Je dis que je mets en place les transports en commun gratuits pour les transports locaux, les TER, les bus. On met ça gratuit pendant six mois, compensé par l'État. Pour que celles et ceux... Transpiration pour tout le monde. Ça, c'est nouveau dans votre programme ? C'est une mesure d'urgence.
Oui, ce n'était pas dans votre programme. Non, non, tout à fait. Le transport public gratuit partout dans toute la France. Exactement.
Les TER, les transports locaux, pas les TGV, les TER, les transports locaux, gratuits, compensés par l'État, pour favoriser les transports collectifs quand on peut utiliser des transports collectifs. Semaine comme week-end, il n'y a pas d'horaire. Absolument, absolument. On met en place ces transports. Deuxièmement, vous le savez que je porte un grand plan sur le covoiturage, parce qu'il y a 43% des Françaises et des Français qui n'ont pas d'alternative à la voiture. C'est considérable. Je viens de Picardie, c'est le cas dans pas mal de coins, en Picardie et ailleurs.

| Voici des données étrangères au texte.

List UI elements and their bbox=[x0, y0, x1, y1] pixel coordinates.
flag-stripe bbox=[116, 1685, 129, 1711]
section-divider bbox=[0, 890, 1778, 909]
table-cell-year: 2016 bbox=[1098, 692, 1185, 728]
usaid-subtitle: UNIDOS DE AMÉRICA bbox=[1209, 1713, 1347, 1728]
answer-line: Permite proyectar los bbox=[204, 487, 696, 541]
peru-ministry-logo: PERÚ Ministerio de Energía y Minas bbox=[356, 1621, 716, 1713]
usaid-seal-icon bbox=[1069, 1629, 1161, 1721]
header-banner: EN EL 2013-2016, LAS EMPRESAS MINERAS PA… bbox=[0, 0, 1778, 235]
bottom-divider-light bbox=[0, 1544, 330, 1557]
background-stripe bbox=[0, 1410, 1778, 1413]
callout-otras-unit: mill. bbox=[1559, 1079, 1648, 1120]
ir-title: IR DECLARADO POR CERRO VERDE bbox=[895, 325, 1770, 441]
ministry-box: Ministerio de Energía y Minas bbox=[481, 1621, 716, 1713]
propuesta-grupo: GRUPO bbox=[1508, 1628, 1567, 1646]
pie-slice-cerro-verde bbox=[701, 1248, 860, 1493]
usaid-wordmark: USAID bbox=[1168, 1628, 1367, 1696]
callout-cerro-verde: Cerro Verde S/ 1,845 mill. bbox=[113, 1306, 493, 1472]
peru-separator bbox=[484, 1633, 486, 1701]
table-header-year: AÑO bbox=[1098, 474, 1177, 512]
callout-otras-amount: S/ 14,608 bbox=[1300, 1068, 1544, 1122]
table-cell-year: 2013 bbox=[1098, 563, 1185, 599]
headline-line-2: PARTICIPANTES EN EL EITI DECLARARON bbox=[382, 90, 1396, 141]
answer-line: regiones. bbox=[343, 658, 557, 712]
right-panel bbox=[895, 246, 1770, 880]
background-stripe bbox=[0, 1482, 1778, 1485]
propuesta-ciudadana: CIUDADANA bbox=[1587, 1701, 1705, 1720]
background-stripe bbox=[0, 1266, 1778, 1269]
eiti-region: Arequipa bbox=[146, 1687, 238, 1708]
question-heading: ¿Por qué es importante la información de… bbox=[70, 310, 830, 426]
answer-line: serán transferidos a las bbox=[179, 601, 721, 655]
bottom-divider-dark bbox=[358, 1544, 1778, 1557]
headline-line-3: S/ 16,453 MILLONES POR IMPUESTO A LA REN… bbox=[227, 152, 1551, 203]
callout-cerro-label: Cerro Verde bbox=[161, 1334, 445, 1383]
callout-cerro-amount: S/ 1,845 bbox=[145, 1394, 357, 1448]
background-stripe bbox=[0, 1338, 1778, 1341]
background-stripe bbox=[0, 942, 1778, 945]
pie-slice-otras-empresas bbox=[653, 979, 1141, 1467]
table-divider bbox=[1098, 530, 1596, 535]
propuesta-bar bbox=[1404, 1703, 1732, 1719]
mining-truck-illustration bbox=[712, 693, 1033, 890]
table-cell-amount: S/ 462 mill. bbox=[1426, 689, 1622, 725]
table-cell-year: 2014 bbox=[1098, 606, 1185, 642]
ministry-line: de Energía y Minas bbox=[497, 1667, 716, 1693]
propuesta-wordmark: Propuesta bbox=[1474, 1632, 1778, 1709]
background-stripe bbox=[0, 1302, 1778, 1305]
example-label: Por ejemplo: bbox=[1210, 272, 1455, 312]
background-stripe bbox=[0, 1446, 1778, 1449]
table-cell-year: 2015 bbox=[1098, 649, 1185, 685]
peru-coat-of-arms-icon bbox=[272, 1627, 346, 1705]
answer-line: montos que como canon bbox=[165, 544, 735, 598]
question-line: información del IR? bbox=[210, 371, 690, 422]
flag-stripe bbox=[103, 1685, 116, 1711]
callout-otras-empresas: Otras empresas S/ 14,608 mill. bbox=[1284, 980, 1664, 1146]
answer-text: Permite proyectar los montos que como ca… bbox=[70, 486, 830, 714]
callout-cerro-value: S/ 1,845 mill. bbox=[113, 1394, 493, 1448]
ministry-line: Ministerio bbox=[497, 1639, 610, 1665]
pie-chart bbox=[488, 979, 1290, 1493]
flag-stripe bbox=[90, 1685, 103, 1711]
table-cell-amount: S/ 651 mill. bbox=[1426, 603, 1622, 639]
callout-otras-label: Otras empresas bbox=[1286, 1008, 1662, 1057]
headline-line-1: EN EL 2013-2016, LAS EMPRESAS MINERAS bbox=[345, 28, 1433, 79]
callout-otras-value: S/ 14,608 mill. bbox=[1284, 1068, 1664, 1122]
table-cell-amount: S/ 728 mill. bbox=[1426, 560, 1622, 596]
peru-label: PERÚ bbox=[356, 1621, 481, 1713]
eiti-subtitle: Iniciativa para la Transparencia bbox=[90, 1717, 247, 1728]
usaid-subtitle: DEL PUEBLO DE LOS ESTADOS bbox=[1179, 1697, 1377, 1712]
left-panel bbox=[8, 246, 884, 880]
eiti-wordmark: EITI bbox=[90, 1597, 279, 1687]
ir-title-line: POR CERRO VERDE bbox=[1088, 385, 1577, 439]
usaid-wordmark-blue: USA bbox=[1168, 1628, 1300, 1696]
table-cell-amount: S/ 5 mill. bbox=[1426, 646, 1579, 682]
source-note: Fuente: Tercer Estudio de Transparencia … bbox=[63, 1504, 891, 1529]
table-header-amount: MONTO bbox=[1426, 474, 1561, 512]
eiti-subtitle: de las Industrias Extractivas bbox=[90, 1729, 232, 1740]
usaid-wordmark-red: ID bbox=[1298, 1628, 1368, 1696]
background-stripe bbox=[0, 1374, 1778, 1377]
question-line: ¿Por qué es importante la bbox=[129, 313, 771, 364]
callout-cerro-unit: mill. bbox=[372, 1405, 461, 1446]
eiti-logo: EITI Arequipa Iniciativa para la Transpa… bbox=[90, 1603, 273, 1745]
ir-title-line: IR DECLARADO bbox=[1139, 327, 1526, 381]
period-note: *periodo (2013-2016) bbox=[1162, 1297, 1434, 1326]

Pour ça, à la fois, il y a la prise en charge par l'entreprise des frais de carburant, mais souvent le problème du covoiturage, c'est l'organisation des flux, c'est la logistique. Eh bien, vous avez des exemples aujourd'hui à Bourgouin-Jailleux, dans d'autres villes, où en fait, on met en place des lignes régulières de covoiturage. Vous arrivez sur votre parking covoiturage, vous attendez maximum 10 minutes en utilisant une appli, et il y a quelqu'un qui va vous emmener jusqu'à votre destination. C'est le bénéfice...
Ça, c'est possible dans les petites communes rurales, dont les habitants doivent faire des kilomètres pour se rendre dans les grandes villes ?
Bien sûr, la question, c'est l'organisation des flux, notamment à travers des applis, qui permettent... Vous avez un déplacement, eh bien, rapidement, vous vous organisez pour faire du covoiturage. C'est bon pour le pouvoir d'achat, c'est évidemment bon pour la réduction de nos importations de carburant. Et puis, il peut y avoir des réductions de vitesse.
Si, à un moment donné... Vous aviez émis l'hypothèse pendant la campagne de réduire la vitesse sur autoroute. Vous le ferez ou pas ?
Imaginons, imaginons, c'est pas dans mon programme aujourd'hui, mais que pour supporter la réduction des importations, ou l'embargo des importations de pétrole, il faut réduire pendant quelques mois de 10 km heure la vitesse... De manière provisoire. Provisoire. Franchement, vu ce que prennent les ukrainiennes et les ukrainiens, les bombes qui prennent sur la tête, je pense que c'est une contribution que les françaises et les français peuvent faire.
Restez avec nous Yannick Jadot, le Filinfo, 8h40, Diane Ferchit, on poursuit dans un instant.
La neige ce matin dans les Hauts-de-France, les Pyrénées, le Limousin, le Massif Central, Vigilance Orange pour 22 départements, les transports scolaires sont suspendus dans l'ensemble des Hauts-de-France. L'Allemagne et la France disent se préparer à un arrêt des livraisons de gaz russe, alors que le décret exigeant le paiement en rouble du gaz par les pays jugés inamico par Moscou entre en vigueur aujourd'hui. Vladimir Poutine lâché par ailleurs par Gérard Depardieu, l'acteur dénonce à présent les folles dérives inacceptables du président russe.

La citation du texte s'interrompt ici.